Dramatic news in the mobile money world this week with the announcement that Nokia was withdrawing from its Nokia Money business to focus on core offerings. The change in strategy will not happen immediately however, with a Nokia company spokesman outlining that the service will continue to operate in India whilst it works on an exit strategy with its partners, regulators and other stakeholders. For those of us in the industry, this hasn’t come as a major surprise, as there have been rumours and discussion about the possibility of this for some time, and visible changes in strategy and senior management from Nokia as they completed the test and learn cycle of their financial services offering. As an industry however, it is interesting to consider what lessons can be learned from this experience. As an observer over the last three years, three major observations on challenges with Nokia Money spring to mind. These are; overblown expectations, strategic alignment and distribution.

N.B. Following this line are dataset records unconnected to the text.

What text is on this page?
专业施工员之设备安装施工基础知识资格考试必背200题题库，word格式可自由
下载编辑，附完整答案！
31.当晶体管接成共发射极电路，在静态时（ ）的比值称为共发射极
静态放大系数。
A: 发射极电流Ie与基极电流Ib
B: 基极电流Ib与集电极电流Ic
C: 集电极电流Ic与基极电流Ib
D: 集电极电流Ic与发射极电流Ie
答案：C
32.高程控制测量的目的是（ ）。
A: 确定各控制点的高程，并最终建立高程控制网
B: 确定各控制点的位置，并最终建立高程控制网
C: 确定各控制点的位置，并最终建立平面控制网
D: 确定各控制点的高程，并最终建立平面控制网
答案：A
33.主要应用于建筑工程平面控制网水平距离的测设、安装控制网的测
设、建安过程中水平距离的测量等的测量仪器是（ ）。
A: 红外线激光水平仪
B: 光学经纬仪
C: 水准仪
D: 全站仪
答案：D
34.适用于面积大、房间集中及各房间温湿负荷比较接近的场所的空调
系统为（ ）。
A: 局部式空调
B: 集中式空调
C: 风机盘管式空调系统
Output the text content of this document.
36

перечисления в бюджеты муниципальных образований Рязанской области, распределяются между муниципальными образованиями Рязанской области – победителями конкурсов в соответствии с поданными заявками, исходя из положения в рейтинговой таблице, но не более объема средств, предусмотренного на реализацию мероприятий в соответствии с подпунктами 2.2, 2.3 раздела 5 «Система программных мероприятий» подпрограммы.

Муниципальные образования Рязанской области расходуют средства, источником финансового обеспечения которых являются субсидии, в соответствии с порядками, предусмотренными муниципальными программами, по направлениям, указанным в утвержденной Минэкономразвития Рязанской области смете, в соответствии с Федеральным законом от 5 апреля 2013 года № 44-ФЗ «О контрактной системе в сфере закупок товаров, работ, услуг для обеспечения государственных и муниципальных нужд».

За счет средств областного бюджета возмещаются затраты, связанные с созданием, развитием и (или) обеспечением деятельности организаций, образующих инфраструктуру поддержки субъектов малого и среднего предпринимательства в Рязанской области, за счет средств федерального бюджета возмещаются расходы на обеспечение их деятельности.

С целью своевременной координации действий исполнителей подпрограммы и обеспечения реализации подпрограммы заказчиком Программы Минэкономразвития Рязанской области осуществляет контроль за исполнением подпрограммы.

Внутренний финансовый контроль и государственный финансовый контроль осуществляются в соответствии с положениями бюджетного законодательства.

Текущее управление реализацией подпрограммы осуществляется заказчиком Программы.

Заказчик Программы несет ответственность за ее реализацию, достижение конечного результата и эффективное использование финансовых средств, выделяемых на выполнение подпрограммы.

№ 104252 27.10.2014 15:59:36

The Nokia Money service launched with much fanfare and expectations of 80 million customers by the end of 2009, and 300 million customers by the end of 2011. These numbers far exceed the total number of emerging markets mobile money customers today, and it can only be guessed that internal business cases were highly geared to massive take-up. This was probably the same for Nokia’s primary technology partner Obopay, who managed to convince Nokia to take a substantial stake in the company, with speculation that this was around US$70 million. Whilst I am a huge supporter of this industry, and I firmly believe that investment by big players are key to success and scale, the old adage of payments remains the same – scale takes time. Unfortunately setting unrealistic timeframes on customer scale, and therefore revenue have probably made it difficult to maintain support for a business offering in an organisation that is already facing external pressure for results.
The original Nokia Money business plan was to build an open payments system that linked unbanked customers to financial institutions in order to transfer money, pay bills and airtime, and buy tickets. The concept was attractive in that Nokia created a customer friendly user interface that could operate on either Nokia, or other branded phones. Eventually Nokia phones would be pre-loaded with the application, which could then be activated by the customer through their service provider. Distribution would be managed by the extensive network of Nokia outlets and agents that are present in emerging markets. I struggled a little with this proposition – my experience in emerging markets has been that the best agents tend to be the ‘mom and pop’ shops that offer a range of services and products and see mobile money as an additional revenue stream. My observations in many markets is that mobile phone shops, whether they are Nokia distributors or not, tend to focus on smaller volume, larger ticket price items, and as such struggle to understand the economics of transaction based revenue.
From a strategic alignment perspective, the challenges that Nokia are currently facing are well documented, and CEO Stephen Elop has commented that Nokia need to focus on core activities such as handset production and logistics and distribution. Unfortunately for Nokia Money, unmet expectations of customer take-up have probably caused the senior management of Nokia to lower the axe on a business that sadly was starting to show some 'green buds' of growth. I have been fortunate in meeting many of the people involved in the development of Nokia Money, and to a person they were committed, intelligent and focused on what they were trying to achieve. I am sure these latest developments are disappointing for them, but they should also be proud of the achievements they had in furthering the development of this industry. As the industry matures and scales over the next five to ten years, I am sure organisations like Nokia will look in hindsight at a missed opportunity to diverge their business in emerging markets. Nokia have come a long way from manufacturing rubber boots in 1865, but in the long run, their strength has appeared to be the ability to adapt and innovate into new markets and products. Only time will tell whether exiting financial services in emerging markets has been the right move.